No soy un serial killer

Trilogia John Wayne Cleaver - 01

ePUB v1.0

sprockboy
09.06.12

Título original:
I Am Not a Serial Killer

Dan Wells, 2009.

Traducción: Maia Figueroa, 2012

Diseño portada: sprockboy

Editor original: sprockboy (v1.0)

ePub base v2.0

Para Rob, que me proporcionó el mejor incentivo que te puede dar un hermano pequeño:

consiguió publicar primero

Agradecimientos

Este libro debe su existencia a muchas personas, la mayoría de las cuales —que yo sepa— no son asesinos en serie.

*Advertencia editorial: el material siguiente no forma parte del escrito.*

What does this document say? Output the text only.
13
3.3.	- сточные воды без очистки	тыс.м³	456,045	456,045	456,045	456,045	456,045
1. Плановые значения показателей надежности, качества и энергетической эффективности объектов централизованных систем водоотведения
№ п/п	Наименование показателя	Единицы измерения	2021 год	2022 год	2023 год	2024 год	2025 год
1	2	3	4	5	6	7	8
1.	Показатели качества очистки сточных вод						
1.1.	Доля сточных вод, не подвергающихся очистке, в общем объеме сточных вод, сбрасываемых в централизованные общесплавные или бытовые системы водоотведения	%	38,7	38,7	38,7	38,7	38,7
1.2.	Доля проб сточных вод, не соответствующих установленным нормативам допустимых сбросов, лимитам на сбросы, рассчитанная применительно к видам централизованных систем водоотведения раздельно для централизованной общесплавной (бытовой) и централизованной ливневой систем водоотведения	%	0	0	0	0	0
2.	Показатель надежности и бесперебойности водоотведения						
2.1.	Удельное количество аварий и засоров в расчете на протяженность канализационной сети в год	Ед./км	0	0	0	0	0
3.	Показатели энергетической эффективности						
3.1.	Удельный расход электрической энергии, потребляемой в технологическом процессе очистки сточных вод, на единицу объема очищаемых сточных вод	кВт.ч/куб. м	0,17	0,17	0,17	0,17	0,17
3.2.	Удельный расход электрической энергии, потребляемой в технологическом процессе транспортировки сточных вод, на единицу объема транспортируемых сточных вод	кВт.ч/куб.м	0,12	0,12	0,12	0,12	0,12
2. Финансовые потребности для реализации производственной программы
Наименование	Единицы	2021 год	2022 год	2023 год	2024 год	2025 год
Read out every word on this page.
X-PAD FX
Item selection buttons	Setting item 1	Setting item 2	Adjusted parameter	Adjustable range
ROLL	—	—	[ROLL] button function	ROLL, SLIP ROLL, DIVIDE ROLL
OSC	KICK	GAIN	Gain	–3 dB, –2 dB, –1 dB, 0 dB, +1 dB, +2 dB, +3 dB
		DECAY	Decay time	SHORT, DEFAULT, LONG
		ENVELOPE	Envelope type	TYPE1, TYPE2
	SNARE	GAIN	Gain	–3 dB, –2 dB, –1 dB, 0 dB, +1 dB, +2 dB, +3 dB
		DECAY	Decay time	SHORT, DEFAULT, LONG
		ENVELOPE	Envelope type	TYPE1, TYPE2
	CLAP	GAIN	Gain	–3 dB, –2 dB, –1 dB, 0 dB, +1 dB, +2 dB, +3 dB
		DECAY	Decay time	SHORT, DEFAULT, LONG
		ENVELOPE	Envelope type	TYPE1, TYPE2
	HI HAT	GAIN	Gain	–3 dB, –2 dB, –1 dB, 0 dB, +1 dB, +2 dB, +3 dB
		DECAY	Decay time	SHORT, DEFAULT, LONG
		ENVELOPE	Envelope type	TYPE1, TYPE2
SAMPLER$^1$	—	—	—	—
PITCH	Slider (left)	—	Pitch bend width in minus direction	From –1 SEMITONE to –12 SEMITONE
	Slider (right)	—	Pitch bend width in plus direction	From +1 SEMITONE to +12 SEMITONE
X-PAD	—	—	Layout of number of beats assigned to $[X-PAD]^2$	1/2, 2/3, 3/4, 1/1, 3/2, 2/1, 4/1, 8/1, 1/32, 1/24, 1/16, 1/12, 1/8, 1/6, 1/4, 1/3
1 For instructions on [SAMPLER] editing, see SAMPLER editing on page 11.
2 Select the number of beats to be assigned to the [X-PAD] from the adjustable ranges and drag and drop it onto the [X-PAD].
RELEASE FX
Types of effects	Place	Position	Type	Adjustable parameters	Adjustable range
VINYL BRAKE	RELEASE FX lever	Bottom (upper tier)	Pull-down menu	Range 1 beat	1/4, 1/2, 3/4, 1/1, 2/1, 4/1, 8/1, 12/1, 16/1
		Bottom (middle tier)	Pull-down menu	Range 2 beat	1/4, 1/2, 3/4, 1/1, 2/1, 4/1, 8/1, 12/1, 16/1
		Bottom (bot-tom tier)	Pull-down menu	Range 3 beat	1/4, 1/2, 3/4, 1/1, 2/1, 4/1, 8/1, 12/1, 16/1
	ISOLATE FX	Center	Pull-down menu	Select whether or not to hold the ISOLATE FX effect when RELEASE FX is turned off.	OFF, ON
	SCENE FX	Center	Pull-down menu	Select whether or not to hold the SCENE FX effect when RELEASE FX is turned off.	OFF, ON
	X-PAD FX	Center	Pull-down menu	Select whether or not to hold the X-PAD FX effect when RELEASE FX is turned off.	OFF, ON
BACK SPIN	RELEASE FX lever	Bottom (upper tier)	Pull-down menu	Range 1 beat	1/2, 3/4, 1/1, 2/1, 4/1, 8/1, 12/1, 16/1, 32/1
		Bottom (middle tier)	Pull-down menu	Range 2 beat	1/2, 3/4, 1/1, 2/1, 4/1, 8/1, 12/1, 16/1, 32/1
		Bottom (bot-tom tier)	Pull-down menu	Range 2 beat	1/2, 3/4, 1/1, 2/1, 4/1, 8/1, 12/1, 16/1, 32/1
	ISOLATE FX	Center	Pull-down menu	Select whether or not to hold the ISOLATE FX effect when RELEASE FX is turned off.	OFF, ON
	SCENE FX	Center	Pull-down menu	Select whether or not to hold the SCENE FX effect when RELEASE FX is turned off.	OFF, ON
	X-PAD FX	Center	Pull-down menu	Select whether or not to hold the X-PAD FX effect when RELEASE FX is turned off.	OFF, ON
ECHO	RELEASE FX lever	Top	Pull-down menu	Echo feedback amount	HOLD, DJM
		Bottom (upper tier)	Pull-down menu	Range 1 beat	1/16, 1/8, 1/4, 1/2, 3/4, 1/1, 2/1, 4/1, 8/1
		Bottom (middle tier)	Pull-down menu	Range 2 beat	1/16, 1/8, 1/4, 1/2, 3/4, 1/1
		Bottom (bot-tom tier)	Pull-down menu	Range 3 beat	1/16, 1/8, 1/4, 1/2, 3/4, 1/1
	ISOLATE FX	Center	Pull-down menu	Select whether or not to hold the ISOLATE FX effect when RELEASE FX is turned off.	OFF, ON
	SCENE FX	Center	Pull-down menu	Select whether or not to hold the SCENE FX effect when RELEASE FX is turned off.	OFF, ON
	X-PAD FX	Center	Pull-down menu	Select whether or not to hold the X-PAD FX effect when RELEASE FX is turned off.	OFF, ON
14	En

En primer lugar debo mencionar a Brandon Sanderson, que un día me hizo callar en el coche y me dijo que dejara de hablar de
serial killers
y escribiera un libro sobre ellos, lo cual resultó ser una idea bastante buena que fue desarrollada y refinada por una serie de grupos de escritura y lectores con espíritu crítico que incluye (pero no se limita a) Peter Ahlstrom, Karla Bennion, Steve Diamond, Nate Goodrich, Nate Hatfield, Alan Layton, Jeanette Layton, Drew Olds, Ben Olsen, Bryce Moore, Janci Patterson, Emily Sanderson, Ethan Skarstedt, Isaac Stewart, Eric James Stone, Sandra Tayler y Kaylynn Zobell.

En lo profesional, debo dar las gracias a mi editor, Moshe Feder, y a mi absolutamente maravillosa agente, Sara Crowe. Sin su ayuda el libro seguiría estando bien pero no sería alucinante y tú jamás habrías oído hablar de él. Si lo encuentras alucinante, (de hecho, si lo has encontrado en algún sitio), es gracias a ellos.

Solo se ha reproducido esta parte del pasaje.